As though their minds were linked, she knew how much she was arousing him. It was as though she were dancing for him alone, swaying for her lover, and her hands were his hands, touching her. The buzz spread through her system.
When the song ended, she found herself stepping down to a roaring ovation. Perhaps she ought to get on the bar more often, she thought. Then again, she’d only enjoyed it so much because of the stranger. She passed out beers and shots quickly, waiting for her system to settle.
“Nice job.” The words jolted her system.
She looked up to find him leaning on the hinged panel of the walkthrough at her side, those midnight blue eyes on her. He might have had her up against the wall, mouth and hands on her, for all that she felt his presence. The air between them almost sizzled.
Liane tapped her shoulder and she jumped. “Hey, the keg on line two is out.”
Mallory blinked, still looking at the stranger, then registered what she’d heard. “Where’s Randy? He’s supposed to be working the back.”
“He’s disappeared. Maybe he’s on a break or something.”
Mallory cursed as she looked for the bar back who kept them supplied with liquor and fresh glassware. Reliability wasn’t his strong suit; strength was. Still, with one tap down, she wasn’t going to stand on ceremony. Not that she was thrilled with the idea of wrestling kegs, but there was nothing for it. “Okay, I’ll go down and take care of it.”

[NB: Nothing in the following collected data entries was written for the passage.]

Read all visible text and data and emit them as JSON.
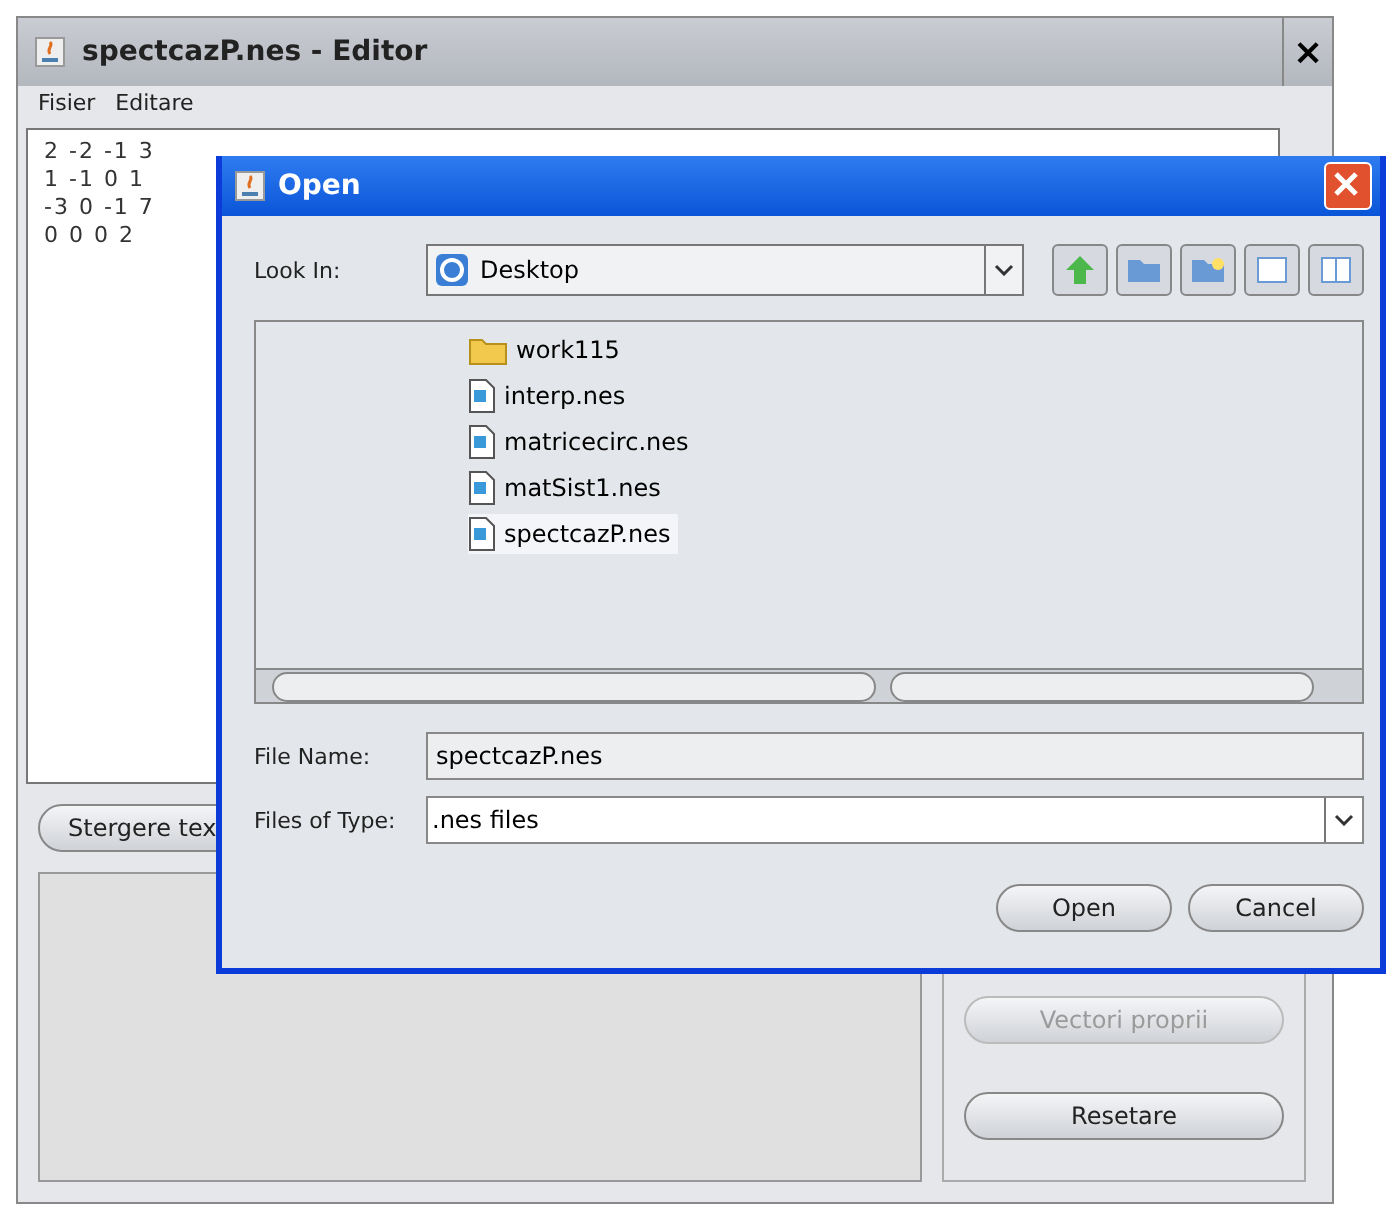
{
  "editor": {
    "title": "spectcazP.nes - Editor",
    "close": "×",
    "menu": [
      "Fisier",
      "Editare"
    ],
    "text_lines": [
      "2 -2 -1 3",
      "1 -1 0 1",
      "-3 0 -1 7",
      "0 0 0 2"
    ],
    "left_button": "Stergere tex",
    "side_buttons": [
      {
        "label": "Vectori proprii",
        "disabled": true
      },
      {
        "label": "Resetare",
        "disabled": false
      }
    ]
  },
  "dialog": {
    "title": "Open",
    "look_in": {
      "label": "Look In:",
      "value": "Desktop"
    },
    "files": [
      {
        "name": "work115",
        "kind": "folder",
        "selected": false
      },
      {
        "name": "interp.nes",
        "kind": "file",
        "selected": false
      },
      {
        "name": "matricecirc.nes",
        "kind": "file",
        "selected": false
      },
      {
        "name": "matSist1.nes",
        "kind": "file",
        "selected": false
      },
      {
        "name": "spectcazP.nes",
        "kind": "file",
        "selected": true
      }
    ],
    "file_name": {
      "label": "File Name:",
      "value": "spectcazP.nes"
    },
    "file_type": {
      "label": "Files of Type:",
      "value": ".nes files"
    },
    "buttons": [
      "Open",
      "Cancel"
    ]
  }
}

“You’re out of your mind!” Liane hollered. “Those kegs weigh a ton.”
“You want to tell these guys they can’t have their Bud? Send Randy down when he shows up.” Mallory flicked another glance at the stranger, then ducked through the door behind her, heading into the back where she could get access to the cold room in the cellar.
She passed the dishwasher filled with glassware and opened the door to the basement. It wasn’t that her mystery man was so fabulous, she thought as she snapped on the light and clattered down the stairs. It had simply been too long since she’d had a lover, that was all. Taking a lover had just become too much of a bother. For some reason, no matter how often they said a physical relationship was fine, once she started sleeping with a guy, sex wasn’t enough. Suddenly they’d be pushing for more, wanting to get into her head, which was simply not an option. For Mallory, the barriers were high and solid and nonnegotiable. In her world, anything more than sex was impossible. Once you got beyond sex, you ran the risk of giving the other person power over you. The years of watching her father drown his pain in drink were all the proof she needed of that.
The trio of bare bulbs that dangled from the ceiling of the cellar did little to banish the shadows. Along the far wall, the stack of silver kegs gleamed dully. Behind her was the door to the cold room, where the kegs that fed the taps upstairs were kept.
She opened the door to the cold room and stepped inside with an involuntary shiver. Temperatures that were perfect for keeping beer icy cold weren’t quite comfortable if you were hanging out in a miniskirt and thong. The sealed door thudded shut behind her. Even though she knew it had an inside release, it always gave her the willies to be stuck inside what was essentially a walk-in refrigerator. The faster she finished this job, the better, she thought, staring at the neat row of kegs with vacuum lines snaking up through the ceiling. At least they kept a couple of spares in the cold room for easy access. Pulling the tap off the old keg with swift efficiency, she rolled the new keg into place and hooked it up.
Shivering, Mallory stepped outside and stared at the wall of kegs. Now for the ugly part—wrestling a new keg into the cold room. It was her strict policy that anyone who changed out a keg always put a new one in. You never knew how much beer you were going to go through in a night, and nothing pissed customers off more than warm beer. She kicked her heels off and cursed as her bare feet hit the chilly floor.
Then a noise behind her had her whirling with a gasp.